새로운 방법론을 제안하기 보다는 LoRA를 RS에 적용해 여러 실험을 했다는 점을 주요하게 인정받은듯 하다.
Summary
Background:
foundation models for geospatial and satellite remote sensing applications are commonly trained on large optical RGB or multi-spectral datasets
Limitations:
although data from a wide variety of heterogeneous sensors are available in the remote sensing domain.
This leads to significant discrepancies between pre-training and downstream target data distributions for many important applications.
Fine-tuning large foundation models to bridge that gap incurs high computational cost and can be infeasible when target datasets are small.
Goal:
Address the question of how large, pre-trained foundational transformer models can be efficiently adapted to downstream remote sensing tasks involving different data modalities or limited dataset size.

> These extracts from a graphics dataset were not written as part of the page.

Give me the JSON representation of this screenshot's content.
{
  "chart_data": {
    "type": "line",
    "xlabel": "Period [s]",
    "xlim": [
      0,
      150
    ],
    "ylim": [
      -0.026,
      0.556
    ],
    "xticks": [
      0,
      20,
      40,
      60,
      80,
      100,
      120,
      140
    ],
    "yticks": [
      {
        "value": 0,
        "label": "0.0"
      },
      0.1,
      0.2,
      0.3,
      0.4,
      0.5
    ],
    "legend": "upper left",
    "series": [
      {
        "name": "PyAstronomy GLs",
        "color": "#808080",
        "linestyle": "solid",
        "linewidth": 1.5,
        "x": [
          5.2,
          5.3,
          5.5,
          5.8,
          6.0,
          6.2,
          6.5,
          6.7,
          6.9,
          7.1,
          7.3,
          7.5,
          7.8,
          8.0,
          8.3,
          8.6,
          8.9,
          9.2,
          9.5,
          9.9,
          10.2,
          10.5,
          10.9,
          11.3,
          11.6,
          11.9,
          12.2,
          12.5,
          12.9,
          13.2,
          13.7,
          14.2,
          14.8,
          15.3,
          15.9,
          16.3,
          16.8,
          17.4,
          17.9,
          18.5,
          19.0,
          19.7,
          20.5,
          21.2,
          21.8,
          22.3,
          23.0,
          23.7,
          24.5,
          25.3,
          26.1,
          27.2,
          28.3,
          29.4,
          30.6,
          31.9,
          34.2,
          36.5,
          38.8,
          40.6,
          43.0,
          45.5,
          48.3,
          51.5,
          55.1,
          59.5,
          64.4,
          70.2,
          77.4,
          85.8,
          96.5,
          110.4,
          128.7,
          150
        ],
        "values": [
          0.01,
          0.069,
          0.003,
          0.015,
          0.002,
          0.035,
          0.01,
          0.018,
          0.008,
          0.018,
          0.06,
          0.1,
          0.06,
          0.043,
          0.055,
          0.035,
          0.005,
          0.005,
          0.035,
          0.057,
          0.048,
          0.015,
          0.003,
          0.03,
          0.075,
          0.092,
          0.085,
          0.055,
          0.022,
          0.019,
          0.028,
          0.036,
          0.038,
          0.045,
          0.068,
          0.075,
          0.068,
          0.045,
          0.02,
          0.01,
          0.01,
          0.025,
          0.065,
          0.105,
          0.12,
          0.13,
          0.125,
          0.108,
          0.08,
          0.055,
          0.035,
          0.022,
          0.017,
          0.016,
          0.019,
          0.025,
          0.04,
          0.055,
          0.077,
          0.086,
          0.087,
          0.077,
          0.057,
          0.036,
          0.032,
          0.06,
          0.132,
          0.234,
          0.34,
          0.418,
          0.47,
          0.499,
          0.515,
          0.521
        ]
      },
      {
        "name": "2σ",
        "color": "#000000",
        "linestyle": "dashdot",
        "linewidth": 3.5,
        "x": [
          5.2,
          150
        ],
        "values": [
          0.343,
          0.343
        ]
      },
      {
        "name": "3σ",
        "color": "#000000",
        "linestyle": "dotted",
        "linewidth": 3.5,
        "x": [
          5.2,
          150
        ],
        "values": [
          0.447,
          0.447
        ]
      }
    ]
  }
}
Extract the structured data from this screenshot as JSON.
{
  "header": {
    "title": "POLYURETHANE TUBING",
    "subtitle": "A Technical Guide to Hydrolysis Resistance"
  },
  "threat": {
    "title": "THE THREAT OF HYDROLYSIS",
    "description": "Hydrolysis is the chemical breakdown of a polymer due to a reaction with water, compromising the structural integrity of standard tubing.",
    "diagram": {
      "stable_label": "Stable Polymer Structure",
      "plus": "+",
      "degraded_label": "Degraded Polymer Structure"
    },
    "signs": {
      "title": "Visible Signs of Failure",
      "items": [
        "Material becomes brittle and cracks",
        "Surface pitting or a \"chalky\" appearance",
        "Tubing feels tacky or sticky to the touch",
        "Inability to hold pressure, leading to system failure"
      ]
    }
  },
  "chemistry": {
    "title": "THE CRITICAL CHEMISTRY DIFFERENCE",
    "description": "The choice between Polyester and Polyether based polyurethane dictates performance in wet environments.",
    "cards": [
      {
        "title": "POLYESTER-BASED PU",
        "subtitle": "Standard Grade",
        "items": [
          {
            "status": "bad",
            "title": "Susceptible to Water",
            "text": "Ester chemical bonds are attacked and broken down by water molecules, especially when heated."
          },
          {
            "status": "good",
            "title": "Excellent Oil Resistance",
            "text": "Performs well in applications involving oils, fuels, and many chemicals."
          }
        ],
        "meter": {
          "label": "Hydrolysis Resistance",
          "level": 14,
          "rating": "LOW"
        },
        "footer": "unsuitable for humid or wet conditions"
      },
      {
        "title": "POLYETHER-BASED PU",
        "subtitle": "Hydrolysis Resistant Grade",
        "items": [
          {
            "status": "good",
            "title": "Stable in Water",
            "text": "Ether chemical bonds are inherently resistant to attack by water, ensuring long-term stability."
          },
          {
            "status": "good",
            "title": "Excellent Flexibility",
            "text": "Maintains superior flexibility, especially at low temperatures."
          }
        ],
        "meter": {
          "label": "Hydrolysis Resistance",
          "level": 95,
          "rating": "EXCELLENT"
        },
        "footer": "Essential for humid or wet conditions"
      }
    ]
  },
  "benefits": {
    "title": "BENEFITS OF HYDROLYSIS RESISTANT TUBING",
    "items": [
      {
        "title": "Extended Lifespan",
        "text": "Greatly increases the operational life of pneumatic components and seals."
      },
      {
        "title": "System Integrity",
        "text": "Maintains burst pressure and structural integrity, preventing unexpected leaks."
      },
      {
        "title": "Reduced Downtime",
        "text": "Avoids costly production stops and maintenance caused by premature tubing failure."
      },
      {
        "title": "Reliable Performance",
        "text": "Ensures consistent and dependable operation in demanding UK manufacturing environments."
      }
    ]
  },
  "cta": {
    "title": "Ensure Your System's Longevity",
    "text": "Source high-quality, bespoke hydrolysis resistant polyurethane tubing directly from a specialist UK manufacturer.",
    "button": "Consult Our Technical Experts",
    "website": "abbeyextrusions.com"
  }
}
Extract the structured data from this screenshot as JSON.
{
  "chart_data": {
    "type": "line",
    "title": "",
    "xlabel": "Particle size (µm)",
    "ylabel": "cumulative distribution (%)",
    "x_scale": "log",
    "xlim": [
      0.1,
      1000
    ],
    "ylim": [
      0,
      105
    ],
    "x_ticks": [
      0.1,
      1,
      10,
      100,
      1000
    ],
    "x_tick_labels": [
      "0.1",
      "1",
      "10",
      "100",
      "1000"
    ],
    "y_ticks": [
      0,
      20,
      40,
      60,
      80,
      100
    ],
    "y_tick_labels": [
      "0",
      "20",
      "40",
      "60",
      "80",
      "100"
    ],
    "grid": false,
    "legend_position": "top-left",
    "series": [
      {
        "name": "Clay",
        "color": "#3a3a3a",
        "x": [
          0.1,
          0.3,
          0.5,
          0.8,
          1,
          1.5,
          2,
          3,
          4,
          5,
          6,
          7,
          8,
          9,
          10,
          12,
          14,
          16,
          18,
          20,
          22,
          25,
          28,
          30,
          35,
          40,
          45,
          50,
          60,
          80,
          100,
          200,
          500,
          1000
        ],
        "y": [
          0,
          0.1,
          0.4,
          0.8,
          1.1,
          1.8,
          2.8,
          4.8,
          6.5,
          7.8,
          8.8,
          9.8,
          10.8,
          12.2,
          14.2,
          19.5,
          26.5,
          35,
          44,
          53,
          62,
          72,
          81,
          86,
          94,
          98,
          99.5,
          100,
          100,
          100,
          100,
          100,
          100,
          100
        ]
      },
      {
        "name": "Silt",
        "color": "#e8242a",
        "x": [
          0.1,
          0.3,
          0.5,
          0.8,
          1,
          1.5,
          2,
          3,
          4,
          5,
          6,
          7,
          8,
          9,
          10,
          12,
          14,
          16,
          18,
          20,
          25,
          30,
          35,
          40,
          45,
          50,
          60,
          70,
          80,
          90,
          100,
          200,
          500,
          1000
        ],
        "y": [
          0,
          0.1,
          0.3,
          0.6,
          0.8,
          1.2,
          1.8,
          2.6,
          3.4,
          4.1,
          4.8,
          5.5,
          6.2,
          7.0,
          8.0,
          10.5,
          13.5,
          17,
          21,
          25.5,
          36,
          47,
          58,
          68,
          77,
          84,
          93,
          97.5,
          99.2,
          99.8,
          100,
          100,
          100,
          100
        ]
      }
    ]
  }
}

Introduction or Motivation
Computer vision approaches for remote sensing data are highly fragmented into specialized sub-fields defined by the different modalities or the application of interest
ex) RGB, NIR, hyperspectral data or SAR
Without zero- or few-shot capabilities on modalities other than optical data, resulting in the re-training of large foundation models for datasets involving new modalities.
Expensive fine-tuning protocols have to be employed
This requires large amounts of labeled samples to adapt the model and comes with high computational cost.
Method
Scaled Low-Rank (SLR) adapters
a small number of parameters to add new data modalities to a pre-trained foundation model.
these additional parameters allow the model to adapt to the characteristics of the new data modality, while the pre-trained parameters are kept fixed.
helps to generalize remote sensing foundation models beyond their pre-training data modalities while fully leveraging their existing capabilities.